LOS brought an action against Milky Way for the loss of LOS’s equipment that was on board the STAR II.

C. Proceedings below and appeals before this court. 1

The district court held that Chevron’s and Milky Way’s negligence caused the [1104]*1104capsizing. The district court apportioned fault between Chevron and Milky Way at 30 percent and 70 percent respectively. This court upheld these findings on appeal. See Graham I, 824 F.2d at 388.

The parties disputed whether the STAR II was covered by the P & I and hull insurance policies at the time of the capsizing. All of the P & I and hull insurance policies on the STAR II contained, either explicitly or by reference, three navigational and operational limitations: (1) the STAR II was to be operated in “the inland waters of the Gulf states,” (2) the STAR II would not elevate in more than 40 feet of water, and (3) the STAR II would not elevate in seas of five feet or more, and would jack down — lower the vessel to the surface of the water — if seas increased to five feet and were predicted to rise.

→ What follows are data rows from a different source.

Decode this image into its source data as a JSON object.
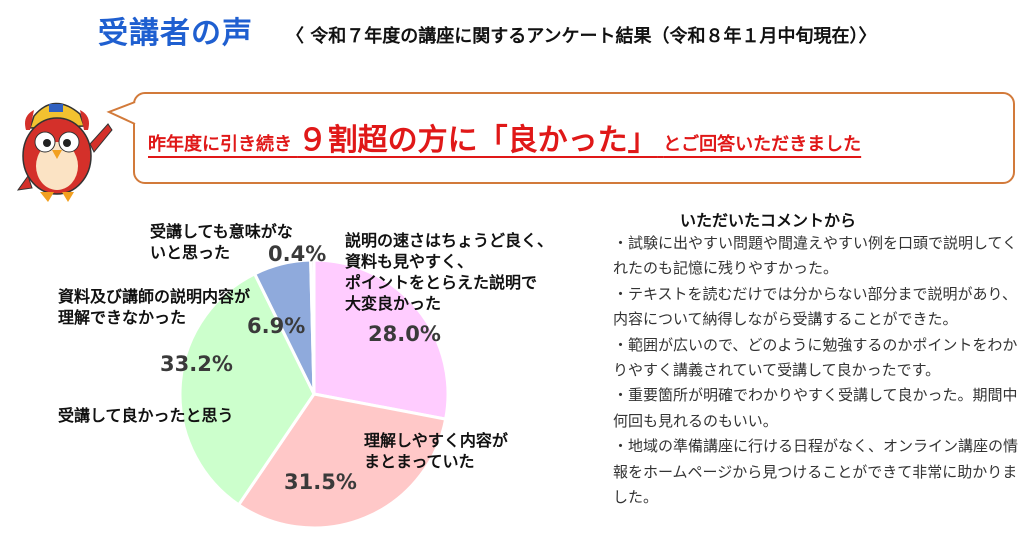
{
  "header": {
    "title": "受講者の声",
    "subtitle": "〈 令和７年度の講座に関するアンケート結果（令和８年１月中旬現在）〉"
  },
  "banner": {
    "part1": "昨年度に引き続き",
    "part2": "９割超の方に「良かった」",
    "part3": "とご回答いただきました"
  },
  "chart_data": {
    "type": "pie",
    "slices": [
      {
        "label": "説明の速さはちょうど良く、資料も見やすく、ポイントをとらえた説明で大変良かった",
        "value": 28.0,
        "value_label": "28.0%",
        "color": "#ffccff"
      },
      {
        "label": "理解しやすく内容がまとまっていた",
        "value": 31.5,
        "value_label": "31.5%",
        "color": "#ffc8c8"
      },
      {
        "label": "受講して良かったと思う",
        "value": 33.2,
        "value_label": "33.2%",
        "color": "#ccffcc"
      },
      {
        "label": "資料及び講師の説明内容が理解できなかった",
        "value": 6.9,
        "value_label": "6.9%",
        "color": "#8faadc"
      },
      {
        "label": "受講しても意味がないと思った",
        "value": 0.4,
        "value_label": "0.4%",
        "color": "#e8e8e8"
      }
    ],
    "labels_display": [
      "説明の速さはちょうど良く、\n資料も見やすく、\nポイントをとらえた説明で\n大変良かった",
      "理解しやすく内容が\nまとまっていた",
      "受講して良かったと思う",
      "資料及び講師の説明内容が\n理解できなかった",
      "受講しても意味がな\nいと思った"
    ]
  },
  "comments": {
    "title": "いただいたコメントから",
    "items": [
      "・試験に出やすい問題や間違えやすい例を口頭で説明してくれたのも記憶に残りやすかった。",
      "・テキストを読むだけでは分からない部分まで説明があり、内容について納得しながら受講することができた。",
      "・範囲が広いので、どのように勉強するのかポイントをわかりやすく講義されていて受講して良かったです。",
      "・重要箇所が明確でわかりやすく受講して良かった。期間中何回も見れるのもいい。",
      "・地域の準備講座に行ける日程がなく、オンライン講座の情報をホームページから見つけることができて非常に助かりました。"
    ]
  }
}
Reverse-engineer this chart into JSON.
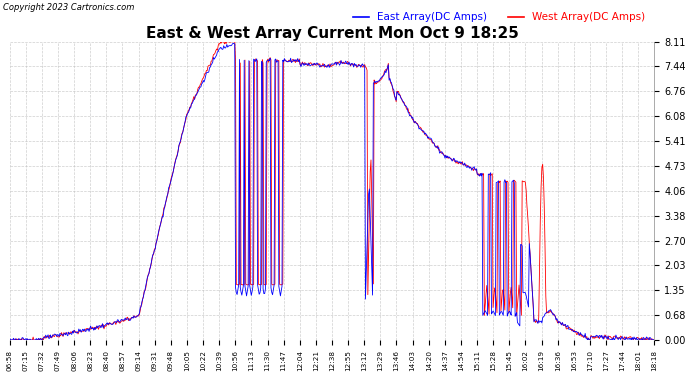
{
  "title": "East & West Array Current Mon Oct 9 18:25",
  "copyright": "Copyright 2023 Cartronics.com",
  "legend_east": "East Array(DC Amps)",
  "legend_west": "West Array(DC Amps)",
  "east_color": "blue",
  "west_color": "red",
  "background_color": "#ffffff",
  "grid_color": "#bbbbbb",
  "yticks": [
    0.0,
    0.68,
    1.35,
    2.03,
    2.7,
    3.38,
    4.06,
    4.73,
    5.41,
    6.08,
    6.76,
    7.44,
    8.11
  ],
  "ymin": 0.0,
  "ymax": 8.11,
  "x_labels": [
    "06:58",
    "07:15",
    "07:32",
    "07:49",
    "08:06",
    "08:23",
    "08:40",
    "08:57",
    "09:14",
    "09:31",
    "09:48",
    "10:05",
    "10:22",
    "10:39",
    "10:56",
    "11:13",
    "11:30",
    "11:47",
    "12:04",
    "12:21",
    "12:38",
    "12:55",
    "13:12",
    "13:29",
    "13:46",
    "14:03",
    "14:20",
    "14:37",
    "14:54",
    "15:11",
    "15:28",
    "15:45",
    "16:02",
    "16:19",
    "16:36",
    "16:53",
    "17:10",
    "17:27",
    "17:44",
    "18:01",
    "18:18"
  ]
}
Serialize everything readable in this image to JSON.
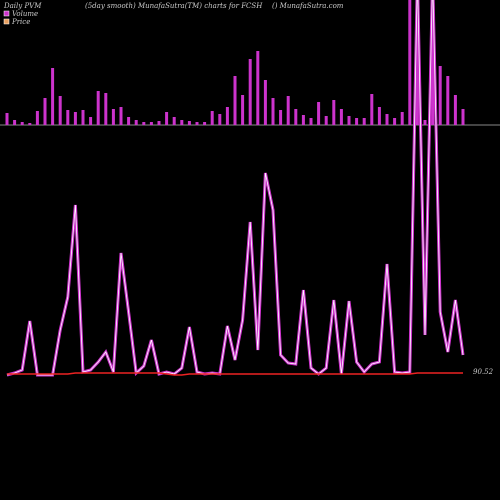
{
  "chart_data": {
    "type": "pvm",
    "title": "Daily PVM",
    "subtitle": "(5day smooth) MunafaSutra(TM) charts for FCSH",
    "source": "() MunafaSutra.com",
    "last_label": "90.52",
    "volume": {
      "name": "Volume",
      "color": "#cc33cc",
      "ylim": [
        0,
        125
      ],
      "values": [
        12,
        5,
        3,
        2,
        14,
        27,
        57,
        29,
        15,
        13,
        15,
        8,
        34,
        32,
        16,
        18,
        8,
        5,
        3,
        3,
        4,
        13,
        8,
        5,
        4,
        3,
        3,
        14,
        11,
        18,
        49,
        30,
        66,
        74,
        45,
        27,
        15,
        29,
        16,
        10,
        7,
        23,
        9,
        25,
        16,
        9,
        7,
        7,
        31,
        18,
        11,
        7,
        13,
        140,
        140,
        5,
        140,
        59,
        49,
        30,
        16
      ]
    },
    "pvm": {
      "name": "PVM",
      "color": "#cc33cc",
      "ylim": [
        0,
        375
      ],
      "values": [
        0,
        2,
        5,
        54,
        0,
        0,
        0,
        45,
        78,
        170,
        3,
        5,
        13,
        23,
        3,
        122,
        63,
        2,
        9,
        35,
        1,
        3,
        1,
        7,
        48,
        3,
        1,
        2,
        1,
        49,
        15,
        55,
        153,
        25,
        202,
        165,
        20,
        12,
        11,
        85,
        7,
        1,
        7,
        75,
        1,
        74,
        13,
        3,
        11,
        13,
        111,
        3,
        2,
        3,
        400,
        40,
        400,
        63,
        23,
        75,
        20
      ]
    },
    "price": {
      "name": "Price",
      "color": "#ee2222",
      "legend_color": "#e8a060",
      "ylim": [
        0,
        375
      ],
      "values": [
        1,
        1,
        1,
        1,
        1,
        1,
        1,
        1,
        1,
        2,
        2,
        2,
        2,
        2,
        2,
        2,
        2,
        2,
        2,
        2,
        2,
        1,
        0,
        0,
        1,
        1,
        1,
        1,
        1,
        1,
        1,
        1,
        1,
        1,
        1,
        1,
        1,
        1,
        1,
        1,
        1,
        1,
        1,
        1,
        1,
        1,
        1,
        1,
        1,
        1,
        1,
        1,
        1,
        1,
        2,
        2,
        2,
        2,
        2,
        2,
        2
      ]
    }
  }
}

The district court held that these navigational and operational limitations were conditions as opposed to warranties. Thus, the district court found that the existing policies covered the STAR II regardless of compliance with the limitations. After determining that coverage existed, the district court dismissed the failure-to-use-due-diligenee-to-procure-insurance claims against Herrin, Continental, and American Fidelity as moot.

This court, however, held that the limitations were warranties under Louisiana law. See Graham I, 824 F.2d at 383. We also determined that the STAR II was not covered by the insurance policies because the vessel was in breach of at least two of the navigational and operational warranties at the time of the accident. We stated: “[I]t is clear, from the record, and none of the Appellants have challenged these findings, that the STAR II was operating beyond 40 feet of water ‘for elevating purposes’ and that it was elevated in seas that were above, and predicted to rise beyond, 5 feet.” Id. at 384. We concluded: “The STAR II was operating beyond the navigational and operational limits imposed on it by its insurance policies and was thus not covered by those policies at the time of the accident.” Id.

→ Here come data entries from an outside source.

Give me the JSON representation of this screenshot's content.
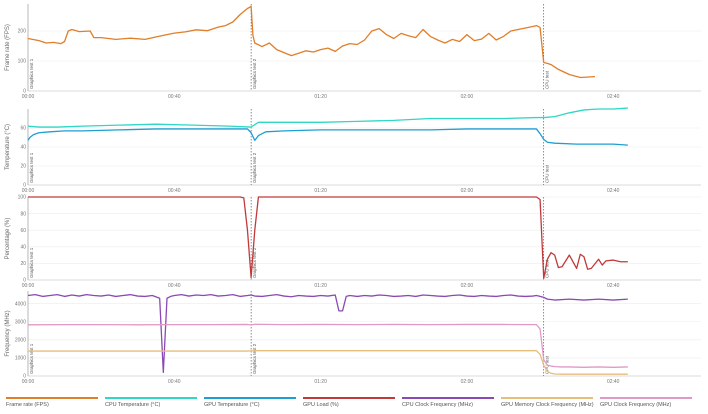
{
  "chart_data": [
    {
      "type": "line",
      "ylabel": "Frame rate (FPS)",
      "yticks": [
        0,
        100,
        200
      ],
      "ylim": [
        0,
        290
      ],
      "xlim": [
        0,
        184
      ],
      "xticks": [
        "00:00",
        "00:40",
        "01:20",
        "02:00",
        "02:40"
      ],
      "markers": [
        {
          "x": 0,
          "label": "Graphics test 1"
        },
        {
          "x": 61,
          "label": "Graphics test 2"
        },
        {
          "x": 141,
          "label": "CPU test"
        }
      ],
      "grid": true,
      "series": [
        {
          "name": "Frame rate (FPS)",
          "color": "#e07e2a",
          "x": [
            0,
            3,
            5,
            7,
            9,
            10,
            11,
            12,
            14,
            17,
            18,
            20,
            24,
            28,
            32,
            36,
            40,
            43,
            46,
            49,
            52,
            54,
            56,
            58,
            60,
            61,
            61.5,
            62,
            64,
            66,
            68,
            70,
            72,
            74,
            76,
            78,
            80,
            82,
            84,
            86,
            88,
            90,
            92,
            94,
            96,
            98,
            100,
            102,
            104,
            106,
            108,
            110,
            112,
            114,
            116,
            118,
            120,
            122,
            124,
            126,
            128,
            130,
            132,
            134,
            136,
            138,
            139,
            140,
            141,
            142,
            143,
            145,
            148,
            151,
            155
          ],
          "values": [
            175,
            168,
            160,
            162,
            158,
            165,
            200,
            205,
            198,
            200,
            178,
            178,
            172,
            176,
            172,
            183,
            193,
            197,
            204,
            201,
            213,
            218,
            230,
            255,
            275,
            282,
            185,
            160,
            148,
            160,
            138,
            128,
            118,
            126,
            134,
            130,
            138,
            143,
            132,
            150,
            158,
            155,
            170,
            200,
            208,
            188,
            175,
            192,
            184,
            178,
            205,
            182,
            170,
            160,
            172,
            165,
            188,
            168,
            173,
            192,
            170,
            182,
            200,
            205,
            210,
            215,
            218,
            212,
            95,
            92,
            88,
            72,
            55,
            45,
            48
          ]
        }
      ]
    },
    {
      "type": "line",
      "ylabel": "Temperature (°C)",
      "yticks": [
        0,
        20,
        40,
        60
      ],
      "ylim": [
        0,
        80
      ],
      "xlim": [
        0,
        184
      ],
      "xticks": [
        "00:00",
        "00:40",
        "01:20",
        "02:00",
        "02:40"
      ],
      "markers": [
        {
          "x": 0,
          "label": "Graphics test 1"
        },
        {
          "x": 61,
          "label": "Graphics test 2"
        },
        {
          "x": 141,
          "label": "CPU test"
        }
      ],
      "grid": true,
      "series": [
        {
          "name": "CPU Temperature (°C)",
          "color": "#2fd7c4",
          "x": [
            0,
            3,
            8,
            15,
            25,
            35,
            45,
            55,
            61,
            63,
            70,
            80,
            90,
            100,
            110,
            120,
            130,
            139,
            141,
            144,
            148,
            152,
            156,
            160,
            164
          ],
          "values": [
            62,
            61,
            61,
            62,
            63,
            64,
            63,
            62,
            61,
            66,
            66,
            66,
            67,
            68,
            70,
            70,
            70,
            71,
            71,
            72,
            76,
            79,
            80,
            80,
            81
          ]
        },
        {
          "name": "GPU Temperature (°C)",
          "color": "#1e9ed2",
          "x": [
            0,
            0.5,
            1.5,
            3,
            6,
            10,
            15,
            25,
            35,
            45,
            55,
            60,
            61,
            62,
            63,
            65,
            70,
            80,
            90,
            100,
            110,
            120,
            130,
            139,
            140,
            141,
            142,
            144,
            150,
            160,
            164
          ],
          "values": [
            47,
            50,
            53,
            55,
            56,
            57,
            57,
            58,
            59,
            59,
            59,
            59,
            55,
            47,
            52,
            56,
            57,
            58,
            58,
            58,
            58,
            59,
            59,
            59,
            54,
            48,
            45,
            44,
            43,
            43,
            42
          ]
        }
      ]
    },
    {
      "type": "line",
      "ylabel": "Percentage (%)",
      "yticks": [
        0,
        20,
        40,
        60,
        80,
        100
      ],
      "ylim": [
        0,
        100
      ],
      "xlim": [
        0,
        184
      ],
      "xticks": [
        "00:00",
        "00:40",
        "01:20",
        "02:00",
        "02:40"
      ],
      "markers": [
        {
          "x": 0,
          "label": "Graphics test 1"
        },
        {
          "x": 61,
          "label": "Graphics test 2"
        },
        {
          "x": 141,
          "label": "CPU test"
        }
      ],
      "grid": true,
      "series": [
        {
          "name": "GPU Load (%)",
          "color": "#c0393b",
          "x": [
            0,
            1,
            50,
            58,
            59,
            60,
            61,
            62,
            63,
            139,
            140,
            141,
            142,
            143,
            144,
            145,
            146,
            148,
            150,
            151,
            152,
            153,
            154,
            156,
            157,
            158,
            160,
            162,
            164
          ],
          "values": [
            100,
            100,
            100,
            100,
            99,
            60,
            3,
            60,
            100,
            100,
            97,
            2,
            25,
            33,
            30,
            15,
            16,
            30,
            14,
            31,
            28,
            13,
            14,
            25,
            18,
            23,
            24,
            22,
            22
          ]
        }
      ]
    },
    {
      "type": "line",
      "ylabel": "Frequency (MHz)",
      "yticks": [
        0,
        1000,
        2000,
        3000,
        4000
      ],
      "ylim": [
        0,
        4700
      ],
      "xlim": [
        0,
        184
      ],
      "xticks": [
        "00:00",
        "00:40",
        "01:20",
        "02:00",
        "02:40"
      ],
      "markers": [
        {
          "x": 0,
          "label": "Graphics test 1"
        },
        {
          "x": 61,
          "label": "Graphics test 2"
        },
        {
          "x": 141,
          "label": "CPU test"
        }
      ],
      "grid": true,
      "series": [
        {
          "name": "CPU Clock Frequency (MHz)",
          "color": "#8a49b3",
          "x": [
            0,
            2,
            4,
            6,
            8,
            10,
            12,
            14,
            16,
            18,
            20,
            22,
            24,
            26,
            28,
            30,
            32,
            34,
            36,
            37,
            38,
            39,
            40,
            42,
            44,
            46,
            48,
            50,
            52,
            54,
            56,
            58,
            60,
            61,
            62,
            64,
            66,
            68,
            70,
            72,
            74,
            76,
            78,
            80,
            82,
            84,
            85,
            86,
            87,
            88,
            90,
            92,
            94,
            96,
            98,
            100,
            102,
            104,
            106,
            108,
            110,
            112,
            114,
            116,
            118,
            120,
            122,
            124,
            126,
            128,
            130,
            132,
            134,
            136,
            138,
            139,
            140,
            141,
            142,
            144,
            148,
            152,
            156,
            160,
            164
          ],
          "values": [
            4450,
            4500,
            4400,
            4450,
            4500,
            4400,
            4480,
            4420,
            4500,
            4450,
            4420,
            4480,
            4400,
            4450,
            4500,
            4420,
            4400,
            4450,
            4300,
            200,
            4300,
            4400,
            4450,
            4500,
            4420,
            4480,
            4450,
            4500,
            4420,
            4450,
            4500,
            4400,
            4450,
            4480,
            4420,
            4400,
            4450,
            4500,
            4420,
            4380,
            4450,
            4420,
            4400,
            4450,
            4420,
            4480,
            3600,
            3600,
            4400,
            4450,
            4400,
            4450,
            4420,
            4480,
            4450,
            4400,
            4420,
            4450,
            4400,
            4480,
            4450,
            4420,
            4400,
            4450,
            4480,
            4420,
            4400,
            4450,
            4420,
            4400,
            4450,
            4480,
            4420,
            4400,
            4420,
            4450,
            4400,
            4350,
            4250,
            4200,
            4250,
            4200,
            4250,
            4200,
            4250
          ]
        },
        {
          "name": "GPU Memory Clock Frequency (MHz)",
          "color": "#e5be7e",
          "x": [
            0,
            60,
            61,
            62,
            139,
            140,
            141,
            142,
            143,
            144,
            146,
            148,
            150,
            164
          ],
          "values": [
            1380,
            1380,
            1390,
            1400,
            1400,
            1200,
            600,
            250,
            150,
            110,
            100,
            100,
            100,
            100
          ]
        },
        {
          "name": "GPU Clock Frequency (MHz)",
          "color": "#e09ac5",
          "x": [
            0,
            10,
            20,
            30,
            40,
            50,
            60,
            61,
            62,
            70,
            80,
            90,
            100,
            110,
            120,
            130,
            139,
            140,
            141,
            142,
            143,
            144,
            146,
            148,
            152,
            156,
            160,
            164
          ],
          "values": [
            2830,
            2840,
            2840,
            2830,
            2840,
            2840,
            2850,
            2820,
            2860,
            2840,
            2850,
            2840,
            2850,
            2840,
            2850,
            2850,
            2840,
            2600,
            900,
            600,
            550,
            520,
            500,
            500,
            480,
            500,
            480,
            500
          ]
        }
      ]
    }
  ],
  "legend": [
    {
      "label": "Frame rate (FPS)",
      "color": "#e07e2a"
    },
    {
      "label": "CPU Temperature (°C)",
      "color": "#2fd7c4"
    },
    {
      "label": "GPU Temperature (°C)",
      "color": "#1e9ed2"
    },
    {
      "label": "GPU Load (%)",
      "color": "#c0393b"
    },
    {
      "label": "CPU Clock Frequency (MHz)",
      "color": "#8a49b3"
    },
    {
      "label": "GPU Memory Clock Frequency (MHz)",
      "color": "#e5be7e"
    },
    {
      "label": "GPU Clock Frequency (MHz)",
      "color": "#e09ac5"
    }
  ]
}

On remand, the district court found that Continental failed to use due diligence to procure insurance that Milky Way had requested. The district court therefore held Continental liable to indemnify Chevron and Milky Way for the losses incurred as a result of Chevron’s and Milky Way’s negligence. The district court also held Continental liable to the FDIC for the loss of the STAR II. Continental and Employers appeal these rulings.

The district court held that Milky Way was liable to LOS for the loss of LOS’s equipment, but did not grant Milky Way a judgment over against Continental for LOS’s damages.